I watched this movie eleven years ago when it first came out. There was so much dialogue in it that I forgot most of it (apart from one very startling Tom Hanks scene when he was playing a dull-witted angry and brutish book author at a fancy party where he encountered his harshest critic), and so this time I watched it with the subtitles turned on.

I find I agree with Somni-451. Perhaps we’ll talk more about that later.

If I had to rate this movie out of 5, I’d give it at least a 6.

Have you ever been in a place where you hear every noise, and every one of them bothers you to the point of rage?

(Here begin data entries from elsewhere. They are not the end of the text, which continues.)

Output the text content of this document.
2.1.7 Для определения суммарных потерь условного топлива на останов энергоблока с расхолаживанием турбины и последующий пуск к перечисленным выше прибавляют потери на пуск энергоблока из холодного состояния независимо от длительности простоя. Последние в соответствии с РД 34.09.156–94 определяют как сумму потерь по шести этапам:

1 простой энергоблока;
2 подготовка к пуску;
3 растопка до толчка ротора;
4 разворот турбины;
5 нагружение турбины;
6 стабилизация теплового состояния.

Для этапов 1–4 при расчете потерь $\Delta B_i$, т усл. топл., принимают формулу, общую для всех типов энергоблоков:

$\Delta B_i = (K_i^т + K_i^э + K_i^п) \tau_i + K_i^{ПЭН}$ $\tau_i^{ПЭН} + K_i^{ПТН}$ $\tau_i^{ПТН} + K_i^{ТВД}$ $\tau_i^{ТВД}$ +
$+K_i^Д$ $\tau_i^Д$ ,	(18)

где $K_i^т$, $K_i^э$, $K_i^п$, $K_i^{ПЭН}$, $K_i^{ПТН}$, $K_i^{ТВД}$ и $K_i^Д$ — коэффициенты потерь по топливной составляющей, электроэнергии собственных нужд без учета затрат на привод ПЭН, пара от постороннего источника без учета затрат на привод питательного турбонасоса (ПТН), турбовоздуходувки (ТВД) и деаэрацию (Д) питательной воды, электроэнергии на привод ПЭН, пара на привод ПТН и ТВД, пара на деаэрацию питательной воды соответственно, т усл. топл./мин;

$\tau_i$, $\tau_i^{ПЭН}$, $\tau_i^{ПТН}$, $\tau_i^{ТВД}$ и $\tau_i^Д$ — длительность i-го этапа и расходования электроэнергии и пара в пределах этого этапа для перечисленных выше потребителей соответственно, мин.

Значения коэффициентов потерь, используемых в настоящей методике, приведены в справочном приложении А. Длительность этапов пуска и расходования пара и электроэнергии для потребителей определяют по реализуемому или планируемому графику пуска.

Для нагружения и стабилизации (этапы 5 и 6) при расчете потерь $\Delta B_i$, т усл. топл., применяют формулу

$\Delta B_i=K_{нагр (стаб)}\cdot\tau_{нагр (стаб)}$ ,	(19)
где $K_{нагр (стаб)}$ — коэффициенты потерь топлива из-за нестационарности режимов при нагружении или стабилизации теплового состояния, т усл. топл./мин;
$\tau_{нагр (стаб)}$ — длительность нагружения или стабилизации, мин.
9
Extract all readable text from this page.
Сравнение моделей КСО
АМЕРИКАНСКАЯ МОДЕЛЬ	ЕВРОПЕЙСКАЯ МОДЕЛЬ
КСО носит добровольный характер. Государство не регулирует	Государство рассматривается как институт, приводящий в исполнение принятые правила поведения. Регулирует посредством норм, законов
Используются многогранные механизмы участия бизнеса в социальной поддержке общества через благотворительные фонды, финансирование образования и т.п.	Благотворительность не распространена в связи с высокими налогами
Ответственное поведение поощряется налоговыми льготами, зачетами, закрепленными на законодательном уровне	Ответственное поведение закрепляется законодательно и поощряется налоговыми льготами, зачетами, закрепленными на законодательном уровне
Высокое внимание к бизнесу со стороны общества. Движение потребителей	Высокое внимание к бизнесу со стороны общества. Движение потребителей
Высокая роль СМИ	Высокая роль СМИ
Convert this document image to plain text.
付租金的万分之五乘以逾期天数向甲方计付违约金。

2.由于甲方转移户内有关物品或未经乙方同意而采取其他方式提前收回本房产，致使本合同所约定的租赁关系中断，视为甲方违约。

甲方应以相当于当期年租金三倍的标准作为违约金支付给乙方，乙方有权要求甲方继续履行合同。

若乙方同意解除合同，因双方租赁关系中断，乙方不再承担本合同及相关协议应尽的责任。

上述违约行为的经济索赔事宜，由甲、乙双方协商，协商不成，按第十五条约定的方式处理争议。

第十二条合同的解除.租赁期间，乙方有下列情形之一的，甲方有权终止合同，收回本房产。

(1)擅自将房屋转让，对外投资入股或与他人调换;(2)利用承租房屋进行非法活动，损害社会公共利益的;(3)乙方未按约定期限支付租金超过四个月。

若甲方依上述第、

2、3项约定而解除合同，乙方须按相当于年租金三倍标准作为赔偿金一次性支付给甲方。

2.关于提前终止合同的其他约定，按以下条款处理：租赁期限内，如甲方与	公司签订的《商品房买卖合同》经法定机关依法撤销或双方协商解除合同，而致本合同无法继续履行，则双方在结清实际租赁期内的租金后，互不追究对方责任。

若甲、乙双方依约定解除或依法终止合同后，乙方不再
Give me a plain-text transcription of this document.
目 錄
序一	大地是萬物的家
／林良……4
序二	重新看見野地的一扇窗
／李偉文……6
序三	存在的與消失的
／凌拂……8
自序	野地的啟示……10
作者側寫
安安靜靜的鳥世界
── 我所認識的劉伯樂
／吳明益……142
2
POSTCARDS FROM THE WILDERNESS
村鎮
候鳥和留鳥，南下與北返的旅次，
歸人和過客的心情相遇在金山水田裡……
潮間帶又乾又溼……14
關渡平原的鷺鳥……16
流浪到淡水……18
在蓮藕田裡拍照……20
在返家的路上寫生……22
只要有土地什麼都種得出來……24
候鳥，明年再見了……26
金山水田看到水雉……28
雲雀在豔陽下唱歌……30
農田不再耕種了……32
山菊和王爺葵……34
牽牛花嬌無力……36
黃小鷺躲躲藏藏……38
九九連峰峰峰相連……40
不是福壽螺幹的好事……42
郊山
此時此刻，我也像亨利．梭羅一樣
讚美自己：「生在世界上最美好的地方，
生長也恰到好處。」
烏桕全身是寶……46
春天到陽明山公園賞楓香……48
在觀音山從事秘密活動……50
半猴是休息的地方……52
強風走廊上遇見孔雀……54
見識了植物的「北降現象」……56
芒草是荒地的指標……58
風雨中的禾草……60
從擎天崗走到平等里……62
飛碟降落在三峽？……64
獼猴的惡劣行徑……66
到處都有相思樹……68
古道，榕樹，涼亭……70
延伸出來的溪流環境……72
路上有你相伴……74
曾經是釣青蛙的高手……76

No? Just me then? Well okay.

I’m sure many (most) people get irritated by the noise of someone chewing something crunchy with their mouth open. Or the widely acknowledged favourite: the sound of someone drawing their nails down a chalkboard.

I remember a time when I was working at my cubicle at the office. The guy in a nearby cubicle was eating something crunchy. It was housed in a ceramic bowl, and he was using a metal spoon to scoop it up, after which he deposited it into his gaping maw, whereupon he chewed it with his mouth wide open.

This was no gentle scooping; there was an element of frantic panic about it. He clanged that spoon against the sides of the bowl like it owed him money. No way was he going to allow a single Cheerio to escape.

I heard another person talking animatedly on his phone. There was heat to his discussion, a passion that could not be ignored (try as I might). Every time I tried to look at my monitor, he erupted with another valiant point and my thoughts were cockroaches scurrying away.

Yet someone else stood up at his cubicle and laughed about something over the baffle wall with his neighbour.

When I heard that metal spoon begin to scrape the ceramic bowl in its final hunt for the least tiny crumb of errant cereal, my anger reached its zenith. I stood up and looked around….and then noticed these noises were affecting only me. Everyone else could filter all of this out, but I couldn’t.

I wanted to throw my keyboard across the room. Instead, I stood there in helpless and impotent rage, wondering what the heck was wrong with me.


The other day I saw the movie “Age of Adeline”.


I picked the film because of its interesting premise: it’s about a woman who, for some strange reason, stops aging at the age of 29. As the decades flow by, she finds she has to hide herself, move and change her name frequently so that she doesn’t come under scrutiny.

As movies go I have no idea whether it’s great or awful. I mean, I have an opinion about it, but freely acknowledge that it’s skewed by something that may seem inconsequential to others.

Namely, Blake Lively.

I’m not a fan of hers. I’ve seen in her in other films, but was not impressed or depressed by her presence in them.

The thing that stood out in “Adeline” was Blake’s voice. It is the most sweetest, calm and soothing voice I’ve ever heard.

I sat there in the dark, just blissing out on her melodious phrases, couched in the poetic rhythms of speech from elder eras.

I don’t think I’ve ever been so amazed by vocal sounds as much as hers, before the movie or since.

This affected me so much that I plan to see the movie again. It’s like a spa for the ears.